Clearly, the NBA is a highly tolerant environment, when it comes to the personal lives of its superstars.

But what if a hoops phenom was a born-again Christian, one who saw the court as a platform for evangelism and, oh my God, even the advocacy of conservative moral beliefs? How would this affect sneaker sales? Will this hurt the NBA brand name? What’s next? An “I love this game” NBA ad featuring Franklin Graham?

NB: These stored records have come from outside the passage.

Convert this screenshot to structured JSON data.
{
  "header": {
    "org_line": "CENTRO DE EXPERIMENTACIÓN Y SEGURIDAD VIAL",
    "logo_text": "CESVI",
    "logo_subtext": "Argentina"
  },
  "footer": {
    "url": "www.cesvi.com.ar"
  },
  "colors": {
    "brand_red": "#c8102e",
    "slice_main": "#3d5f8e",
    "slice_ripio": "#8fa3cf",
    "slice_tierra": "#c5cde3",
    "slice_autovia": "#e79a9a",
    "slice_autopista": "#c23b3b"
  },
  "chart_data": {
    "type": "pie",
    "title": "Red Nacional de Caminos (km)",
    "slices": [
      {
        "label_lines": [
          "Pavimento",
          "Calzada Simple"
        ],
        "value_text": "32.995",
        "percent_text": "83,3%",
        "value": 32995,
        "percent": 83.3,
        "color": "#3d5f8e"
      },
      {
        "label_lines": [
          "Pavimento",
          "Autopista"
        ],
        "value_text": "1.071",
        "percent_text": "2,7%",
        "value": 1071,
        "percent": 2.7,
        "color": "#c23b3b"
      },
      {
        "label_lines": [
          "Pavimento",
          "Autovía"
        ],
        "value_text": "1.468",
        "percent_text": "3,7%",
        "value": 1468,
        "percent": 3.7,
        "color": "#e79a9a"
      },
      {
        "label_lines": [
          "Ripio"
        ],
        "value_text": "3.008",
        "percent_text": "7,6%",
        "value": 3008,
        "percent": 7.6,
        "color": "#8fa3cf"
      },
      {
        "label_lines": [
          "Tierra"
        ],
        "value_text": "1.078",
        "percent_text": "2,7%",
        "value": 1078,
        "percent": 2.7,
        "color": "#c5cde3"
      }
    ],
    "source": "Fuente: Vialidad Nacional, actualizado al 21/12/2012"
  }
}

This was the issue raised in a feature over at ESPN.com focusing on this year’s high-school verson of LeBron (King) James. Dwight Howard is a 6-10 power forward and everyone agrees that this young man is a star on the rise. But what about those hymns he sings? What about that 10 Commandments poster in his room? Is the NBA ready for a stud who says things like: “I want to be able to speak to non-Christians so that I can get them saved or change their lives around.”

This is not a new issue. There have been stories in the past about born-again tensions in major-league baseball locker rooms. People have asked if a linebacker can be as tough as he needs to be when he is involved in Promise Keeper rallies on Saturday with some of the players that he needs to crush on Sunday. But it is Howard’s openness about his evangelistic goals that has some people freaking out. Can the NBA tolerate this kind of intolerance? The ESPN.com feature notes:

“This is the first time an athlete will be able to overcome what (former San Antonio Spurs center David Robinson) couldn’t do,” said Sonny Vaccaro, the Reebok executive. . . . “David was a leader in the crusade of being religious and being a great athlete, but Dwight’s plan could work because we’re in an era of niche marketing. He’s taking a stand saying, ‘I’m going to do this and some company is going to buy into it,’ and that fact is that these companies have millions and billions of dollars to brand Dwight as their hero.

“If he’s as good as I think he will be, he’ll be the perfect role model for this segment of the population.”

To state it crudely, does the NBA need to consider the impact of those box-office numbers for The Passion of the Christ? Can professional sports afford to be “Left Behind” in this age of niche marketing?

Maybe that would work. But maybe, notes ESPN reporter Darren Rovell, it would not. Everyone knows that there are believers out on the court. But the jury is still out on whether that is good for marketing.

About 50 percent of the league’s players attend at least one service during the season and seemingly every team has a player who considers himself a devout Christian, said former ABA and NBA guard Claude Terry, executive vice president of the Pro Basketball Fellowship, which oversees the NBA teams’ chaplains.

“I would hope that Dwight’s beliefs wouldn’t hurt his chances to market products,” Terry said. “I would think that marketers would want to embrace someone with such values. At the same time, I can understand that we live in an age where people are supposed to be tolerant of the choices others make and it could be interpreted that he is imposing his beliefs on them.”